Salesforce.com’s PaaS Unification Might Start Now

Salesforce.com has two unequal brothers in the platform-as-a-service (PaaS) space. While force.com is the basis and natural extensibility platform for the core CRM system, the Heroku platform acquired at the end of 2010 addresses developers with open source stacks. The two of them could not be more different. Force.com is an application-centric PaaS that attracted a huge ecosystem building add-ons around Salesforce.com’s Sales, Service, and Marketing application. They all work together somehow because of the very limited freedom for developers. All apps usually start with the same canonical CRM data model, use the same data object store, use the same proprietary programing language (APEX), and use the same user interface techniques. That’s why force.com apps or add-ons fit nicely into the business buyer's perspective.

Heroku, on the other hand, focuses more directly on developers. It is a foundational PaaS and offers wide freedom to pick different open source programming environments and tools. The elastic resource management is especially attractive when building apps like Facebook add-ons with unpredictable performance demands. Although many apps on Heroku leverage the Heroku Postgres service as an SQL store, all apps differ in terms of data model and architecture. As a result, there is much less interoperability among them compared with force.com. In this report, Forrester provides clients with an overview of different PaaS capabilities, while our recent Forrester Wave™ evaluation of public cloud platforms compares the Heroku/force.com duo with the major alternatives.

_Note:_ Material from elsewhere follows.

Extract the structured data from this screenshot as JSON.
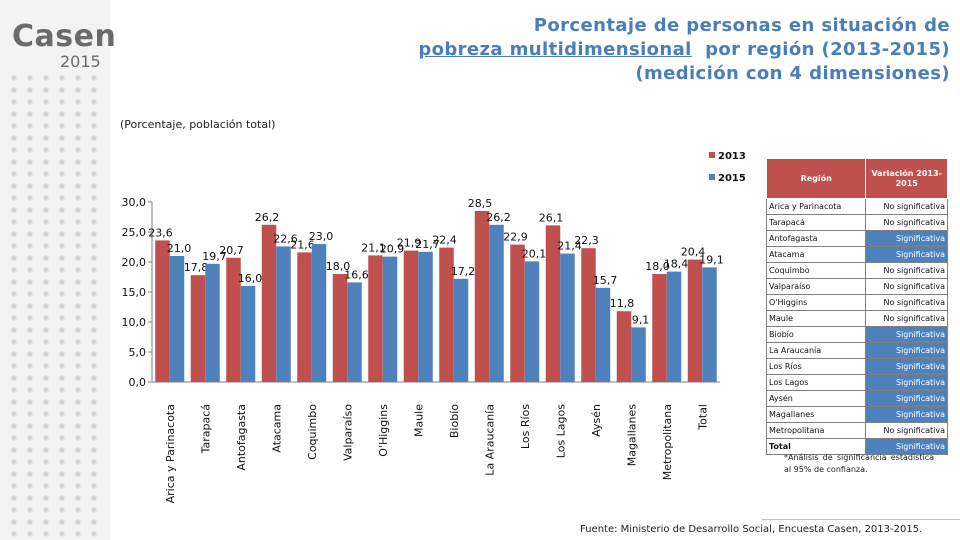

Until now, Salesforce.com has basically sold these two different platforms independently. This wasn't really an obstacle, as the “social and Facebook” app developer in most companies had little in common with the enterprise application developer extending the CRM system. But we have now entered the age of the customer, connecting the customer engagement done in many cases through apps on Heroku with the internal customer relationship management offered by Salesforce.com’s CRM and its add-ons on force.com. Forrester’s age of the customer terminology maps nicely to Salesforce.com’s “Connected Customer” -- the Salesforce1 platform story. The marketing buzz that's been around since the Dreamforce event has now been followed by a major announcement and direct general availability, bringing the Heroku and the force.com platforms closer than ever.

Salesforce.com has announced a bundle consisting of Heroku (including new capabilities) and the force.com platform; it mainly targets existing CRM customers under the name of “Salesforce1 Connected Customer App Package.” These are the most important new capabilities:

  • Heroku-Connect synchronizes force.com data objects with the PostgreSQL. Many customer-facing apps rely on data from the core CRM. The new feature offers developers an easy way to access replicated data from force.com in the simple SQL way they are used to with Heroku’s PostgreSQL database service.
  • New identity profiles to handle customer access. Already announced but extremely relevant to the new customer engagement scenarios is a use case for Saleforce.com’s identity and access management. Until now, it has mainly been used to give employees unified access to multiple cloud apps and on-premise apps. Now, the same method can be connected to Salesforce.com’s CRM customer records, easily turning every known customer into a user on a customer-facing Heroku application.

“Heroku-Connect” in particular is an overdue feature for the advanced customer who's already using both flavors of PaaS from Salesforce.com. For those using only one of them today, it lowers the barriers to buying into Salesforce.com's unified PaaS mission. It is also essential to consider the new data synchronization as just one option. An ODBC/JDBC connection into the force.com data (done by Progress Software) has been available for some time. Advanced applications might replicate some of the less transactional data (like customer and product data) from force.com into Heroku while keeping financial transactions with greater compliance requirements in the force.com application and simply connecting to it from Heroku in real time.

Critical to the success of the new package of Heroku on top of force.com and Salesforce.com’s application licenses is a new usage- and volume-based pricing. While a SaaS CRM application is simply priced per user today, Heroku's pricing was always based on resource consumption for apps that sometimes didn't even have named users. Balancing both metrics in a merged package is a challenge.

Beyond this, there are many more things on customers’ wish lists when it comes to merging Heroku and force.com. Given the announcement of upcoming force.com data centers in the UK this year and in Germany and France next year, Heroku’s data residency is very high on the list. Most customers outside the US are looking for consistent data privacy. With Heroku still based on Amazon and force.com in a local jurisdiction, real-time access to data will be more attractive than replication in many cases. In the long term, Salesforce.com needs to bring Heroku home to its own data centers simply to meet compliance requirements.